С очередным этапом из челябинской больницы для заключенных прибыл парень, который до этого прожил в Одляне несколько месяцев. Парня звали Антоном, и Глаз спросил его:

– Антон, а ты чем болел, что тебя в больничку возили?

– Да ничем. Я в тюрьме еще окурками выжег на ноге и руке «Раб КПСС». Вот меня начальство и отправило в больничку эти слова вырезать.

– Покажи,— попросил Глаз.

Антон поднял рукав сатинки, и на левой руке Глаз увидел шов. Слова были вырезаны не полностью, верхние и нижние края букв были видны, но прочитать было невозможно. Свежий, красный шов тянулся от кисти до самого локтя. На ноге от ступни до колена тоже тянулся свежий рубец. И на ноге и на руке были видны следы от игл. На голени тоже остались нижние и верхние края букв, полностью хирург вырезать, видно, боялся: а вдруг кожу не сможет стянуть.

– Больно было, когда выжигал?

– На ноге мне парни выжигали. Больно, конечно. Но я терпел. А на руке я сам выжег. К боли я привык. Я себе на лбу хотел выжечь, но меня на этап забрали. Я бы и здесь выжег, но здесь за это, чего доброго, на толчок пошлют.
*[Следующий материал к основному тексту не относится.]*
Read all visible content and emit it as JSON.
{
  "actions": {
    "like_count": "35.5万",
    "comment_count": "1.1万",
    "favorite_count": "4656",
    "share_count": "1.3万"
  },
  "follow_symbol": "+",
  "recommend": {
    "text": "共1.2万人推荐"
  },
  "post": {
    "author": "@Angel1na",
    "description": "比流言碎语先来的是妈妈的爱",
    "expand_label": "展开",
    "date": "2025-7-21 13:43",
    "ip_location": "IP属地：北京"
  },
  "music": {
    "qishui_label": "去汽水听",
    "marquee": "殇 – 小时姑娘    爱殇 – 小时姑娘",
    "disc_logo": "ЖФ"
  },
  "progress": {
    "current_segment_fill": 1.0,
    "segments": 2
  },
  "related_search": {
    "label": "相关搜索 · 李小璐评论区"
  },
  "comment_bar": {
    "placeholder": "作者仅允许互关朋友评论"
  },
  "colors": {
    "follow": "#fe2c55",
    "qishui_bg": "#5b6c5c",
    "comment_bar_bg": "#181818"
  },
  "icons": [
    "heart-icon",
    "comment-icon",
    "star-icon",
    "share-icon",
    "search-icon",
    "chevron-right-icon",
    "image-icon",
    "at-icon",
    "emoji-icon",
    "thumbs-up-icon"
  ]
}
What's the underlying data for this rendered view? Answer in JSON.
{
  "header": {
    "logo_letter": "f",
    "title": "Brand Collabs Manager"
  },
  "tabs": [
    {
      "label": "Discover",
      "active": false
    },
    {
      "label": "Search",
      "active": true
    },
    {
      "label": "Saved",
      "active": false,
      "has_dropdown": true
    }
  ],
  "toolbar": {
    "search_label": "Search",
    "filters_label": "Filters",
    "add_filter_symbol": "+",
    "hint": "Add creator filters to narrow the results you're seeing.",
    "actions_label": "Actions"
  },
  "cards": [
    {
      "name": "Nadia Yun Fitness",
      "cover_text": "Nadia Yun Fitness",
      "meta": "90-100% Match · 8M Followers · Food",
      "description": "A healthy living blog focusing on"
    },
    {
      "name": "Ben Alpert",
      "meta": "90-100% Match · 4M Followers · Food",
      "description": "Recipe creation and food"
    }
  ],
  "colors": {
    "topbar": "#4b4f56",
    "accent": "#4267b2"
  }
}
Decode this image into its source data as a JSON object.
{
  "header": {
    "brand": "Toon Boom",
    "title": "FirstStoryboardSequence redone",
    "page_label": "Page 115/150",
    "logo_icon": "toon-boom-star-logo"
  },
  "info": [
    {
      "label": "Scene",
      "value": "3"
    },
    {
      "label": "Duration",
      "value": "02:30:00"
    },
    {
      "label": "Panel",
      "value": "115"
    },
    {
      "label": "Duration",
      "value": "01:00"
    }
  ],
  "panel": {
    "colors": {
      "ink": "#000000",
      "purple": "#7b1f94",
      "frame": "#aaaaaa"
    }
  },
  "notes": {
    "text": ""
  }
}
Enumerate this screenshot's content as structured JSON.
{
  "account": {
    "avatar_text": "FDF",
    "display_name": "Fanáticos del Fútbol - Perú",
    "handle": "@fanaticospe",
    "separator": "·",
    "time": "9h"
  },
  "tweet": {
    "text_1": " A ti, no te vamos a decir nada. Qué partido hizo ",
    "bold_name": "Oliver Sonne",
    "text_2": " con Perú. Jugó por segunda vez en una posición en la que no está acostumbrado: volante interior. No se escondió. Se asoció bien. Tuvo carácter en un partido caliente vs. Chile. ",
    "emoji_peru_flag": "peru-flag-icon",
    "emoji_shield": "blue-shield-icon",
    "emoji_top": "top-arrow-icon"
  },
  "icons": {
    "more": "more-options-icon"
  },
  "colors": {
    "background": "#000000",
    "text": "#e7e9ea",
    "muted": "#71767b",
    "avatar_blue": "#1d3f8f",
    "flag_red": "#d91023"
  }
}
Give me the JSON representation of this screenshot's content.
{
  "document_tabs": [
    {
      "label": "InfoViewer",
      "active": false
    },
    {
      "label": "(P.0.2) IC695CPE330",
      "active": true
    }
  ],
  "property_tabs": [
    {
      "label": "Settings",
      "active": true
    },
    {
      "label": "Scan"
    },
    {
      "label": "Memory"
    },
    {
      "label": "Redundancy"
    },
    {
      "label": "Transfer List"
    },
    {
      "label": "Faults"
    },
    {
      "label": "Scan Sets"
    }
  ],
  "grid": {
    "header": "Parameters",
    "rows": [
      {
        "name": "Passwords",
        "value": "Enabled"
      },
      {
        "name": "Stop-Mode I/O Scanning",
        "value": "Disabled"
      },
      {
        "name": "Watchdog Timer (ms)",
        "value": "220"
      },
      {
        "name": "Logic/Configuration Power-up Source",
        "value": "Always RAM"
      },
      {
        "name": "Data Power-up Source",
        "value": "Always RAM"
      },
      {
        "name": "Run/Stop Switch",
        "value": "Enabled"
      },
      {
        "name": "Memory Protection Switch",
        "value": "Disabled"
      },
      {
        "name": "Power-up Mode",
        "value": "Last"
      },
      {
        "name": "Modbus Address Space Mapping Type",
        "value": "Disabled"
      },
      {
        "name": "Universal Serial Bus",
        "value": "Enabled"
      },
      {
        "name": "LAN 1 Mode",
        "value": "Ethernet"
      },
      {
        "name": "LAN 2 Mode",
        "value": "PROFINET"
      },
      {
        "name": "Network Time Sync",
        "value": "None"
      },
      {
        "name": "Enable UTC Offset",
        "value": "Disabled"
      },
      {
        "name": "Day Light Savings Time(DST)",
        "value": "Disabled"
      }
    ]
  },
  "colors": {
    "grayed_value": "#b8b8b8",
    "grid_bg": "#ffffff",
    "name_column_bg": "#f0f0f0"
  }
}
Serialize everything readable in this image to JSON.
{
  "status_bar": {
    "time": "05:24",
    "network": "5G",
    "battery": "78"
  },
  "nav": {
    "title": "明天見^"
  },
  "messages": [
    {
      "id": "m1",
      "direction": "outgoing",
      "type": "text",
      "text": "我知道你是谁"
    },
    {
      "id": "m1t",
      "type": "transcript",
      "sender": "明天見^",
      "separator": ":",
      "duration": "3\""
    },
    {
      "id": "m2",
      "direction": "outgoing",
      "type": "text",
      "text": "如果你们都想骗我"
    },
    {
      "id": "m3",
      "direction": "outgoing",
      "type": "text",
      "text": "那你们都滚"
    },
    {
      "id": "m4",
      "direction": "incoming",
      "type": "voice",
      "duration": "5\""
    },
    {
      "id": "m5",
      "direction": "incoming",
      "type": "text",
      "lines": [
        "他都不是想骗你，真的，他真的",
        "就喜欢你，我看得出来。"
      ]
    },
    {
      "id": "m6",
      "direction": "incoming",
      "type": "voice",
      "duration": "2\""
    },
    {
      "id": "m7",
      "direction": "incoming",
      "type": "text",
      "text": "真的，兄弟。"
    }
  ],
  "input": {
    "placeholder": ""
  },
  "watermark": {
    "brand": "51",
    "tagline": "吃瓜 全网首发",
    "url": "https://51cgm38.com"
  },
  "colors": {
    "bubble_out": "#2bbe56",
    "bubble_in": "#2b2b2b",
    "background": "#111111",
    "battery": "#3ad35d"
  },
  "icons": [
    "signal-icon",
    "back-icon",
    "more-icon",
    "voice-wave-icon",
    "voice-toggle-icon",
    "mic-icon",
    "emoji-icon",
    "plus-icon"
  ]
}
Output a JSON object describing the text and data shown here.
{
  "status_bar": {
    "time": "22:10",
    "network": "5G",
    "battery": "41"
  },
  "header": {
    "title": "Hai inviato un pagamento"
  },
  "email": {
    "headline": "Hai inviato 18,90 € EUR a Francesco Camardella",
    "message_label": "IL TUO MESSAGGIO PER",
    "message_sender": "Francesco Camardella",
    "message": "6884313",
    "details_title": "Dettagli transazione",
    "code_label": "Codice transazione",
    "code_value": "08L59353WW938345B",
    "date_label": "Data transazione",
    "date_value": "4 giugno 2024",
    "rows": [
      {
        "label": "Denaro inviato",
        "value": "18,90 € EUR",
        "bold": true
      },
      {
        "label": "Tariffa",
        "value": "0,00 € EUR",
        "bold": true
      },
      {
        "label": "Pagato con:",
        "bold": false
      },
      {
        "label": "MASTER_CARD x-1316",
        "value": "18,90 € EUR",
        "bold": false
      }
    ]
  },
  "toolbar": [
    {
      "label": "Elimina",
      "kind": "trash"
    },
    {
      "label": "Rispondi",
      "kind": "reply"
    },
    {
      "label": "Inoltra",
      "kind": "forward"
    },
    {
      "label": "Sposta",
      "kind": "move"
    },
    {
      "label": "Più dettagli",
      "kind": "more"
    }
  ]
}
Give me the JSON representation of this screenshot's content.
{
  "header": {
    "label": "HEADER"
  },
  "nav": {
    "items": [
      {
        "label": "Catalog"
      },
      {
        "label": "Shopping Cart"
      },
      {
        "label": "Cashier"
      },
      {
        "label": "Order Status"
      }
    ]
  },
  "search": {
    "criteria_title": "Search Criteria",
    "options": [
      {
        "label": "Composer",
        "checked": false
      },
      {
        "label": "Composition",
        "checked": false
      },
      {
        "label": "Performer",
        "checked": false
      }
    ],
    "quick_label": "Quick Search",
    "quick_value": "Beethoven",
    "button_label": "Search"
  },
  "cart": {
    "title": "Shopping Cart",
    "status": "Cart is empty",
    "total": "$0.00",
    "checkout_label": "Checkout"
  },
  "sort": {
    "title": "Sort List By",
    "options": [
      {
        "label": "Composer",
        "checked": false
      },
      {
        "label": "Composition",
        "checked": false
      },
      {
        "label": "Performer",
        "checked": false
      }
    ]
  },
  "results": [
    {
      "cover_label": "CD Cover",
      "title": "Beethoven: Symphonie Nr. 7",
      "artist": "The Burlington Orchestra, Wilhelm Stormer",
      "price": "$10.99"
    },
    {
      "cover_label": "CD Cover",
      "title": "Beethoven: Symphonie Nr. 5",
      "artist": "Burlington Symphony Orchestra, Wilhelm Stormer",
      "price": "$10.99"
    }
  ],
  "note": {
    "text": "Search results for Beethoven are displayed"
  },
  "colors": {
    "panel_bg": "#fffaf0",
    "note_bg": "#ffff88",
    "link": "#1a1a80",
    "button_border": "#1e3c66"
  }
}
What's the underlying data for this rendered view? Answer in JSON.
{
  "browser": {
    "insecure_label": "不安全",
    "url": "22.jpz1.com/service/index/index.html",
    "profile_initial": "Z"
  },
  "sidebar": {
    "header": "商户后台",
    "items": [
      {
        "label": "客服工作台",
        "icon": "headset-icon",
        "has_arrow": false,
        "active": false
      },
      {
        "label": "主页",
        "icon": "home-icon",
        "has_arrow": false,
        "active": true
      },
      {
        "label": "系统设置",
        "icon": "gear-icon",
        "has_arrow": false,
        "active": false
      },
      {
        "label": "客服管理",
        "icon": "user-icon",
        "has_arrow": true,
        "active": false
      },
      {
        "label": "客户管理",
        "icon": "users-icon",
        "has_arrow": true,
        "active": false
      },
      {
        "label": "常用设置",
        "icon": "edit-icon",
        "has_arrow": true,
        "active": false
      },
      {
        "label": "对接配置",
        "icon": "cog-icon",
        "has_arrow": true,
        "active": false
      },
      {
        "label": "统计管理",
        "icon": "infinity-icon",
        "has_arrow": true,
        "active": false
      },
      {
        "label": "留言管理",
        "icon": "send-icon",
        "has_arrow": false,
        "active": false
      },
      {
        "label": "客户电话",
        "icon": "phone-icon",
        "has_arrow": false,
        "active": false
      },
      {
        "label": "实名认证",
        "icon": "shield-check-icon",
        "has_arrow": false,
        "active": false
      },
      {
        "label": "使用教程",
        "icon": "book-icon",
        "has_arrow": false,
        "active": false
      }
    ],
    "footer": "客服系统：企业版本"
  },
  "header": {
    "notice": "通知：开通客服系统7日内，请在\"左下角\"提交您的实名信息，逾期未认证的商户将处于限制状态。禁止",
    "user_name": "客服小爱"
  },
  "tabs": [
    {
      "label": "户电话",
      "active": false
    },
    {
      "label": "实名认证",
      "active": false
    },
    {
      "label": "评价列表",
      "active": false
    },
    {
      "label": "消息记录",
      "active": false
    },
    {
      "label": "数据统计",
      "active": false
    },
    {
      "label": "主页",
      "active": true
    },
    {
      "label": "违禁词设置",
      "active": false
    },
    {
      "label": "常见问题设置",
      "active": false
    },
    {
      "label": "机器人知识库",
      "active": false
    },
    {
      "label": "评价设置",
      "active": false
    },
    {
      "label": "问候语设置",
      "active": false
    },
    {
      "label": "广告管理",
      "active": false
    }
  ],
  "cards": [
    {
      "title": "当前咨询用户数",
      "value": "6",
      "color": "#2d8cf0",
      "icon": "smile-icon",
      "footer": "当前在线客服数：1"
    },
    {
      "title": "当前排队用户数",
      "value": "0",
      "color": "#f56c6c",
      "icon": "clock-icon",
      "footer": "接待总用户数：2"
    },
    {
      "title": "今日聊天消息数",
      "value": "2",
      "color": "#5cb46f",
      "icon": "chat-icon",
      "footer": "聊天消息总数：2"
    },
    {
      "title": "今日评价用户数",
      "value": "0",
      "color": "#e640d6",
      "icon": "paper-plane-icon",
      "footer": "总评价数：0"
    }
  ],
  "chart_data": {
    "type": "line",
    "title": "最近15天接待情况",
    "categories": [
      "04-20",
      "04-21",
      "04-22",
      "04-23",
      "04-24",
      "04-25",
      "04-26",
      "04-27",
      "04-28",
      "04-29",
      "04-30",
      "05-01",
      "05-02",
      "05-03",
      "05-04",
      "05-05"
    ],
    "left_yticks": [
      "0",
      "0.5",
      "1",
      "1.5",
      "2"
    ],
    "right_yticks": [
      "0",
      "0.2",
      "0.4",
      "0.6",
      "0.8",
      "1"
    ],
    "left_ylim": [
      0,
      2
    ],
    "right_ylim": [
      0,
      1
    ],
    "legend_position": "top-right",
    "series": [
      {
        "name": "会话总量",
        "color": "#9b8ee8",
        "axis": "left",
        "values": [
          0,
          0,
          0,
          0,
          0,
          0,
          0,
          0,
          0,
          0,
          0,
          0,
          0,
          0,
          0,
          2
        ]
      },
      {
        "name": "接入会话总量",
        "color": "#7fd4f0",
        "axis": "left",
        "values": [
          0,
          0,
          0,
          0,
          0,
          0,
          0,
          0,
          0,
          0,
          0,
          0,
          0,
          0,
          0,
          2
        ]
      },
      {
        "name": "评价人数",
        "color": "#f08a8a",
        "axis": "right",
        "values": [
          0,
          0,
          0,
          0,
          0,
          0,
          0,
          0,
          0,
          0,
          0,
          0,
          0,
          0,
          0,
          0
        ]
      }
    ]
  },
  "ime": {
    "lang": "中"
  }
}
Антон был высокого роста, худой; на узком продолговатом лице улыбка была видна редко. Ходил он волоча ногу — нога еще не зажила. Глаз с Антоном скентовались.

Антон был букварь — из отделения начальных классов. Бугор букварей, Томилец, возненавидел Антона и за любое мелкое нарушение дуплил его.

Общее, что было у Глаза и Антона,— это желание любыми средствами вырваться из Одляна. Глаз был скрытный и Антона в свои планы не посвящал, а тот ему, веря и надеясь, рассказывал все.

Антон хотел бежать из колонии и спросил Глаза, согласен ли он рвануть вместе с ним.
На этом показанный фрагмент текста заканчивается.